Following a two-day global outage, Skype's internet phone service is back to normal. Skype says the outage was triggered by millions of its users rebooting their computers following a routine download of a Windows update.

About 220 million people across the world use Skype's service, which enables users to make long-distance phone calls over the internet.

The worldwide outage began on Thursday as Skype users from Vietnam to Canada said they could not log on to make calls or send instant messages.

On its Heartbeat blog on Monday, the company said: "The disruption was triggered by a massive restart of our users’ computers across the globe within a very short time frame as they rebooted after receiving a routine set of patches through Windows update."

Skype added that the massive global restarts caused a flood of log-in requests. That combined with the overwhelming network traffic caused a chain reaction resulting in the massive outage.

"Regrettably, as a result of this disruption, Skype was unavailable to the majority of its users for approximately two days.

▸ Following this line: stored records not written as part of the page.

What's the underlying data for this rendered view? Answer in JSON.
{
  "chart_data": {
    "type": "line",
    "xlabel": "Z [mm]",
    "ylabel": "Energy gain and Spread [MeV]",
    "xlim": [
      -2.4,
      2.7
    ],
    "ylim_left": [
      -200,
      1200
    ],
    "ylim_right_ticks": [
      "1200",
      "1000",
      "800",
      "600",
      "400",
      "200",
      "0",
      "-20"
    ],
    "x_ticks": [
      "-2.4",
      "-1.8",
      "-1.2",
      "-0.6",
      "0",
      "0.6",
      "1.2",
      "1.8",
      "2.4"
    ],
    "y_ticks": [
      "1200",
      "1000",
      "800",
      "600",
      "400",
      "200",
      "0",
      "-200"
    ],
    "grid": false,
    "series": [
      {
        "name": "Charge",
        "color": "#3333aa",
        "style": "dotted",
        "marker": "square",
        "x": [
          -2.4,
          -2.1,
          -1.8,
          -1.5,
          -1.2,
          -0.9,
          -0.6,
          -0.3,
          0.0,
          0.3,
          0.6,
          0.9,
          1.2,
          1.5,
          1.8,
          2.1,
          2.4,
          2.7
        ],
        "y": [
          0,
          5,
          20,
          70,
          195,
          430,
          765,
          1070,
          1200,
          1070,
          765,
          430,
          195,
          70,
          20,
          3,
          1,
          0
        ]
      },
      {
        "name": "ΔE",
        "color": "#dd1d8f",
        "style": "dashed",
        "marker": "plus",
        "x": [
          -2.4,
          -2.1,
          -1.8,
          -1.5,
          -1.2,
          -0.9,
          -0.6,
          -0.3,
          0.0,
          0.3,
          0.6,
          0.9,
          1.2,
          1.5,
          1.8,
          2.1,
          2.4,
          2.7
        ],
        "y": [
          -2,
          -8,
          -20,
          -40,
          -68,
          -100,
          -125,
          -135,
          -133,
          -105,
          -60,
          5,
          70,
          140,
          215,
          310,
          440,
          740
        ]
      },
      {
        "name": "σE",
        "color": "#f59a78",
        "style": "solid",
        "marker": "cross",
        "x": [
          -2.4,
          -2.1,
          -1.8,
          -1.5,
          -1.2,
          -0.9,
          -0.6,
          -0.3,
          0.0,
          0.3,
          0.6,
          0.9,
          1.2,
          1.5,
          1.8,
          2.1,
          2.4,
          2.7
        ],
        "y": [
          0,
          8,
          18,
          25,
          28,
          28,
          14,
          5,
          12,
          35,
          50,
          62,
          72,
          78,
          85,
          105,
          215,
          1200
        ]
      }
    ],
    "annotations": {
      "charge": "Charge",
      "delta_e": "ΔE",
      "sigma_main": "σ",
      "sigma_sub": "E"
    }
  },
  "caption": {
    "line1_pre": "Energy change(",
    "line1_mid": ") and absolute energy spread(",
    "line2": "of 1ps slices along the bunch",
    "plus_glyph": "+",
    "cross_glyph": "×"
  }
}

"The issue has now been identified explicitly within Skype. We can confirm categorically that no malicious activities were attributed or that our users’ security was not, at any point, at risk.

"Skype has now identified and already introduced a number of improvements to its software to ensure that our users will not be similarly affected in the unlikely possibility of this combination of events recurring," said the company on its blog.

Besides making computer-to-computer calls, Skype also connects cellphones and traditional land line telephones.